Besides the smell, paper production creates a byproduct called "brown liquor." Although this thick substance is often reused by mills as a fuel source, Swedish electronics experts recently used it to create a new inexpensive battery cathode. They say, it is a better alternative to precious or rare metals.
Most cathodes are made from metals, including rare ones, that drive up the cost for the whole battery. If we want more solar and wind power, we need a cheaper and more environmentally sound way to store it. Olle Inganas, a biomolecular and organics professor from Linkoping University, along with Polish researcher Grzegorz Milczarek of Poznan University of Technology, think they have a solution. Nature solved the problem long ago, Inganas said in a article about the cathode.
The researchers say they were inspired by the way chemically active molecules called "quinones" transport electrons during photosynthesis. They settled on starting with brown liquor because it contains lignins rich in organic compounds that can be converted to quinones.

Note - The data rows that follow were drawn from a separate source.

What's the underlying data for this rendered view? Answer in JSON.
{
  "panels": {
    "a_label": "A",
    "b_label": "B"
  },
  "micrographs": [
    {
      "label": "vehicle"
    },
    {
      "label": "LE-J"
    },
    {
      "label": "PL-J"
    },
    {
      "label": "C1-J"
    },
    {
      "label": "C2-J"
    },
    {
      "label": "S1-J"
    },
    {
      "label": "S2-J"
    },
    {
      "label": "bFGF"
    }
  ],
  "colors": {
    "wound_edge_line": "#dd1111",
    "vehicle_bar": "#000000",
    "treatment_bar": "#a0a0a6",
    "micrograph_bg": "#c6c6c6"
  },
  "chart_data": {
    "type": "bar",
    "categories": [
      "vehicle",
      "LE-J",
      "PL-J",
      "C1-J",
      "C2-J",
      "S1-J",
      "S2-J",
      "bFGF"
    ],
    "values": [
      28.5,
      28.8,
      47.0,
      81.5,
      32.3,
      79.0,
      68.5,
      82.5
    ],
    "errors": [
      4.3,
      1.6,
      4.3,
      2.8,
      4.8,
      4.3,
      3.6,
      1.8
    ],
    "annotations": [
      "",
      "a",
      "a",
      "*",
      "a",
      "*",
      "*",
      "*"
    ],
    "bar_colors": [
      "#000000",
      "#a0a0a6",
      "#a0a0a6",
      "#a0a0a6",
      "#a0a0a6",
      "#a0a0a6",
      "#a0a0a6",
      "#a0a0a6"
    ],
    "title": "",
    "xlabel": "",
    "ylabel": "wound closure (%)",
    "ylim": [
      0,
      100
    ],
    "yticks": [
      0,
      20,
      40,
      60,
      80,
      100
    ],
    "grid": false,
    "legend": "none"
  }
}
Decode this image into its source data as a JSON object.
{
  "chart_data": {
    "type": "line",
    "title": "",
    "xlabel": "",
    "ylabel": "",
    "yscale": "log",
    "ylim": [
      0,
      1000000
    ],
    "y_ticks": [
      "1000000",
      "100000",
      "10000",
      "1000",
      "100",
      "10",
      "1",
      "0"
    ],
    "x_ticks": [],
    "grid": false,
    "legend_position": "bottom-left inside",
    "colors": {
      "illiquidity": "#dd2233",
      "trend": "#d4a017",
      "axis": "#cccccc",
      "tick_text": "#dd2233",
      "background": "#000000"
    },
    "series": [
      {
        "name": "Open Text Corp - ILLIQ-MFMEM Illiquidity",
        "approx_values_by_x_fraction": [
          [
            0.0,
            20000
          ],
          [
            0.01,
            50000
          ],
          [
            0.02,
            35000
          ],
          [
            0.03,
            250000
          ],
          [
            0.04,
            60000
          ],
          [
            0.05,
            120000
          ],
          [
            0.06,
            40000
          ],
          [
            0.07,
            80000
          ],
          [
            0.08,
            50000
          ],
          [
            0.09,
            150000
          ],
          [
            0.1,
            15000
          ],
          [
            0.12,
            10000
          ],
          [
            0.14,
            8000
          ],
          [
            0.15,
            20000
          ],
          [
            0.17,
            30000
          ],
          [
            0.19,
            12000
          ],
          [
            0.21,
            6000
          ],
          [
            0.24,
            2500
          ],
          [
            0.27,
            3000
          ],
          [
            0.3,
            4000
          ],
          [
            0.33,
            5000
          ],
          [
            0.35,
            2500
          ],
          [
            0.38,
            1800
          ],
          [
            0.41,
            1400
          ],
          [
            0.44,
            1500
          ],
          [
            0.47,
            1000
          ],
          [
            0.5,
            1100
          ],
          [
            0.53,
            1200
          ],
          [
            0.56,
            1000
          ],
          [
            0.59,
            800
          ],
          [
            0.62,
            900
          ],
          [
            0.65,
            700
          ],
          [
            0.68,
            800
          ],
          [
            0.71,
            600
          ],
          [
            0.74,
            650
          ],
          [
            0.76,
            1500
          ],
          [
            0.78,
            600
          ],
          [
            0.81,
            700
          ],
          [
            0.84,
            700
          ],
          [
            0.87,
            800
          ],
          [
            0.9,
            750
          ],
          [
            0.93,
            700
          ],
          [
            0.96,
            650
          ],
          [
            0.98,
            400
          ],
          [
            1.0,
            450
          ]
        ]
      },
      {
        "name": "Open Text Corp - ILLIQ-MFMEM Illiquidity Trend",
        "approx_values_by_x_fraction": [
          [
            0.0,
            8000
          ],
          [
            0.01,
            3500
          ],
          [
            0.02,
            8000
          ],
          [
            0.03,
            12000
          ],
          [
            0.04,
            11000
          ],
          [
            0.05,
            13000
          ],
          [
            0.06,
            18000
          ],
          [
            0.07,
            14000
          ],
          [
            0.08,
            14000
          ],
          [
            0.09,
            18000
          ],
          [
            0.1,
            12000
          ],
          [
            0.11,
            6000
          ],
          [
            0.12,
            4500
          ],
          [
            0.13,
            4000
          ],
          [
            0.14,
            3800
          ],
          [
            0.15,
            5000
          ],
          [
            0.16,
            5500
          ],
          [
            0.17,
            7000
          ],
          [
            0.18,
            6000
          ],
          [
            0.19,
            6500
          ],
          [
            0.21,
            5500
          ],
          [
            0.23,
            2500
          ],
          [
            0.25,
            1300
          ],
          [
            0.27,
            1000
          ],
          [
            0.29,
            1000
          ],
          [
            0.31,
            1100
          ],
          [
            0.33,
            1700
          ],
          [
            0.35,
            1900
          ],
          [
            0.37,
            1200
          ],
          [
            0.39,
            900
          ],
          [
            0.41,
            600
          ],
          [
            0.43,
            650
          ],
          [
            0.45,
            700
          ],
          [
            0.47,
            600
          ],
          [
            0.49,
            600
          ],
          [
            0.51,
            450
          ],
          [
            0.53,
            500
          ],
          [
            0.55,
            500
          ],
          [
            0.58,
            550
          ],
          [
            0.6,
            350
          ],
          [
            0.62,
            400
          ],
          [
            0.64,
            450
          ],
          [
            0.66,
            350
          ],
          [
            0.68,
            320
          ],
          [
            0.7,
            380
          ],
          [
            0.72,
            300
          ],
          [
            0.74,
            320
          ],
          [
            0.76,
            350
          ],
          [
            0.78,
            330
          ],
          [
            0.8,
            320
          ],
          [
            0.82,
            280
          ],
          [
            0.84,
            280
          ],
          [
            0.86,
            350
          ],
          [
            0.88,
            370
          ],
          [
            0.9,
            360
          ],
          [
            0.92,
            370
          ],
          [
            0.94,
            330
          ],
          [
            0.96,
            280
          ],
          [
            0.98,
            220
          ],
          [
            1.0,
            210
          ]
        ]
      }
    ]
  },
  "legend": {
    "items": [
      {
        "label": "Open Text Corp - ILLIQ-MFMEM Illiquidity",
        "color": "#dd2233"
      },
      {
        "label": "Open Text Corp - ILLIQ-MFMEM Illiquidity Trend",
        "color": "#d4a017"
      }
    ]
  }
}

To create their cathode, Inganas and Milczarek took lignin derivatives from the brown liquor and combined them with a conductive polymer called "polypyrrole." Together, the materials make a cathode. Both conductive and can hold a charge. The new cathode does have disadvantages, though. The most significant is that the battery slowly releases its charge when idle, losing it all within hours. The researchers did find that lignin derivatives performed differently depending on how they were produced. Now the plan is to work on optimizing the batteries by trying out different derivatives. If they succeed, brown liquor could very well turn into battery gold.